Damián Giménez

Personal information
- Full name: Damián Joel Giménez
- Date of birth: February 26, 1982 (age 43)
- Place of birth: Lomas de Zamora, Argentina
- Height: 1.87 m (6 ft 2 in)
- Position(s): Defender

Senior career*
- Years: Team / Apps / (Gls)
- 2001–2005: Banfield / 72 / (1)
- 2005: Newell's Old Boys / 10 / (0)
- 2005–2007: Pescara / 12 / (0)
- 2007: Nueva Chicago / 7 / (0)
- 2007–2009: Chornomorets / 40 / (0)
- 2009–2010: Alki Larnaca / 15 / (0)
- 2010–2011: Temperley / 27 / (0)
- 2011–2012: Leandro N. Alem / 15 / (0)
- 2012: Atlético Chascomús / 13 / (0)
- 2012–2014: Villa San Carlos / 58 / (1)
- 2014–2015: Textil Mandiyú / 14 / (0)
- 2015–2016: Cerro Largo / 24 / (0)

International career
- Argentina U20 / 2 / (0)

= Damián Giménez =

Argentine footballer

Damián Joel Giménez (born February 26, 1982) is an Argentinian football player, who most recently played for Cerro Largo in the Uruguayan Primera División. He also holds an Italian passport. Giménez is a left-sided defender, but can also operate in midfield.

==Club career==
Most of his early career Giménez spent with Banfield in Argentina.

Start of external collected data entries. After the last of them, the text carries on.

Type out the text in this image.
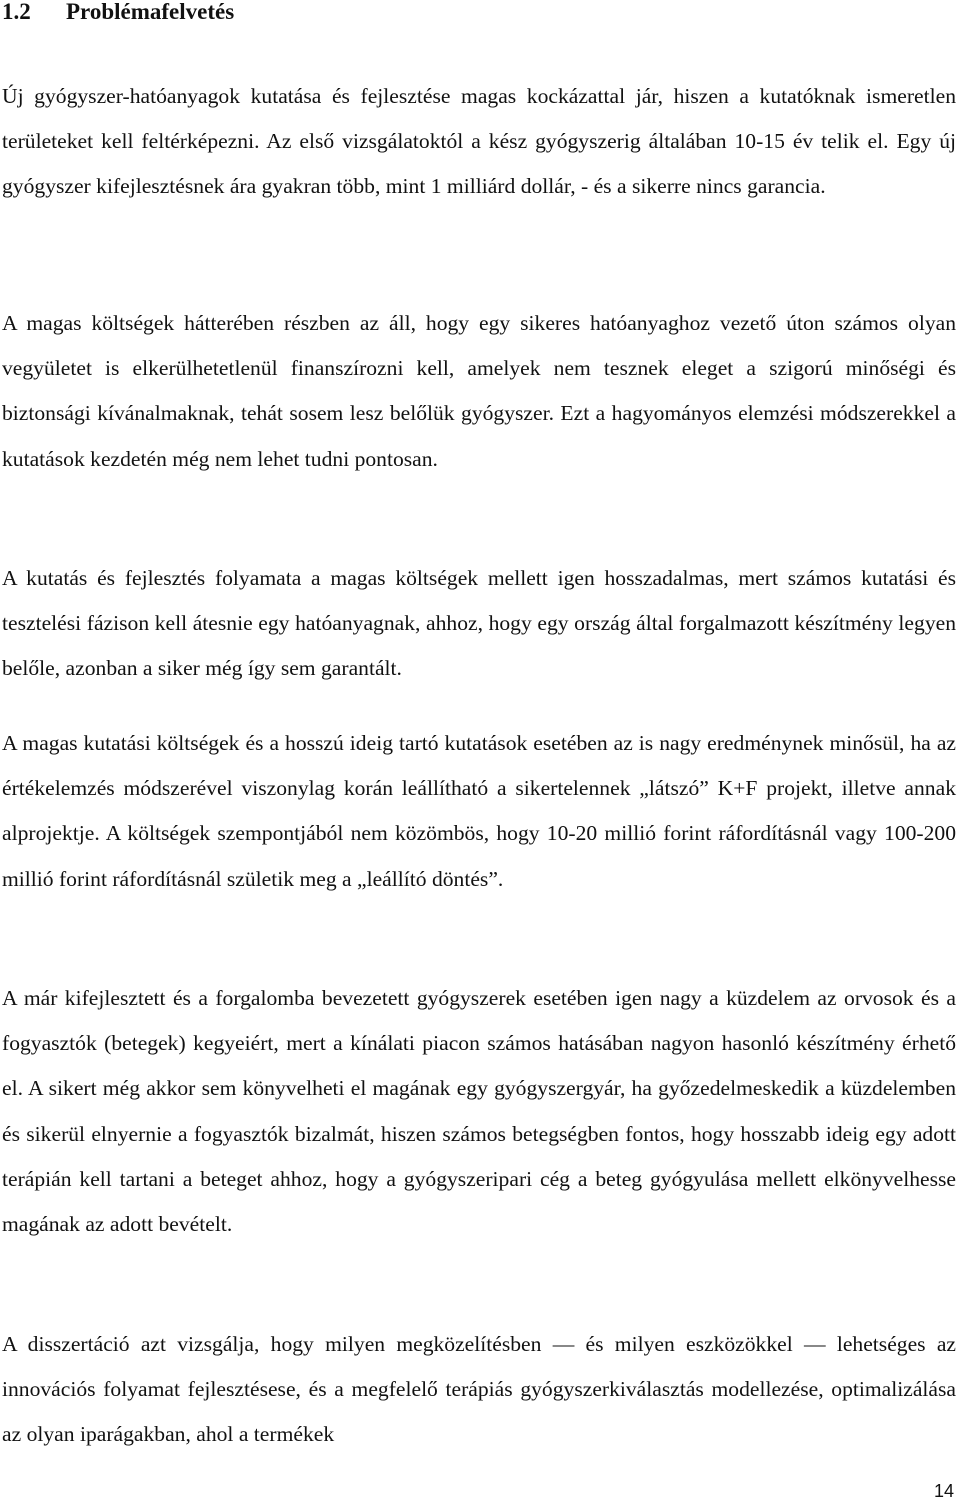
1.2 Problémafelvetés

Új gyógyszer-hatóanyagok kutatása és fejlesztése magas kockázattal jár, hiszen a kutatóknak ismeretlen területeket kell feltérképezni. Az első vizsgálatoktól a kész gyógyszerig általában 10-15 év telik el. Egy új gyógyszer kifejlesztésnek ára gyakran több, mint 1 milliárd dollár, - és a sikerre nincs garancia.

A magas költségek hátterében részben az áll, hogy egy sikeres hatóanyaghoz vezető úton számos olyan vegyületet is elkerülhetetlenül finanszírozni kell, amelyek nem tesznek eleget a szigorú minőségi és biztonsági kívánalmaknak, tehát sosem lesz belőlük gyógyszer. Ezt a hagyományos elemzési módszerekkel a kutatások kezdetén még nem lehet tudni pontosan.

A kutatás és fejlesztés folyamata a magas költségek mellett igen hosszadalmas, mert számos kutatási és tesztelési fázison kell átesnie egy hatóanyagnak, ahhoz, hogy egy ország által forgalmazott készítmény legyen belőle, azonban a siker még így sem garantált.

A magas kutatási költségek és a hosszú ideig tartó kutatások esetében az is nagy eredménynek minősül, ha az értékelemzés módszerével viszonylag korán leállítható a sikertelennek „látszó” K+F projekt, illetve annak alprojektje. A költségek szempontjából nem közömbös, hogy 10-20 millió forint ráfordításnál vagy 100-200 millió forint ráfordításnál születik meg a „leállító döntés”.

A már kifejlesztett és a forgalomba bevezetett gyógyszerek esetében igen nagy a küzdelem az orvosok és a fogyasztók (betegek) kegyeiért, mert a kínálati piacon számos hatásában nagyon hasonló készítmény érhető el. A sikert még akkor sem könyvelheti el magának egy gyógyszergyár, ha győzedelmeskedik a küzdelemben és sikerül elnyernie a fogyasztók bizalmát, hiszen számos betegségben fontos, hogy hosszabb ideig egy adott terápián kell tartani a beteget ahhoz, hogy a gyógyszeripari cég a beteg gyógyulása mellett elkönyvelhesse magának az adott bevételt.

A disszertáció azt vizsgálja, hogy milyen megközelítésben — és milyen eszközökkel — lehetséges az innovációs folyamat fejlesztésese, és a megfelelő terápiás gyógyszerkiválasztás modellezése, optimalizálása az olyan iparágakban, ahol a termékek

14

In 2005, he played in the Copa Libertadores with Banfield. The club reached the quarterfinals of that tournament, losing 3–4 to River Plate on aggregate. He has also spent two seasons playing in Italy with Pescara in Serie B. After spending the first year in Italy, Giménez moved back to Argentina due to family problems. He returned for the following season but had lost his starting spot. On February 7, 2007, he moved to Nueva Chicago to play in the Torneo Clausura of the Primera División Argentina. The team finished in 15th place and was relegated to Primera B Nacional Argentina. Because of the relegation he was available on a free transfer. In July 2007 he underwent a trial at Heart of Midlothian F.C. in Scotland. He impressed the Hearts staff on their pre-season tour of Austria, and was offered a one-year contract, but failed to agree personal terms. Later the same summer he had a trial with Bristol City F.C. While on tour in Latvia with Bristol City F.C. he broke his nose during a match. On August 1, 2007, he signed with the Ukrainian side Chornomorets.

On 18 December 2009, Alki announced the signing of Damian Gimenez until the end of the season.

==National team==
Giménez has been capped at the U20 level, and has been called up to train with the senior team. He has 15 caps for the U20 team, but, so far, no official matches at the senior level. He just missed making the U20 squad, which went on to win a gold medal at the 2001 FIFA World Youth Championship.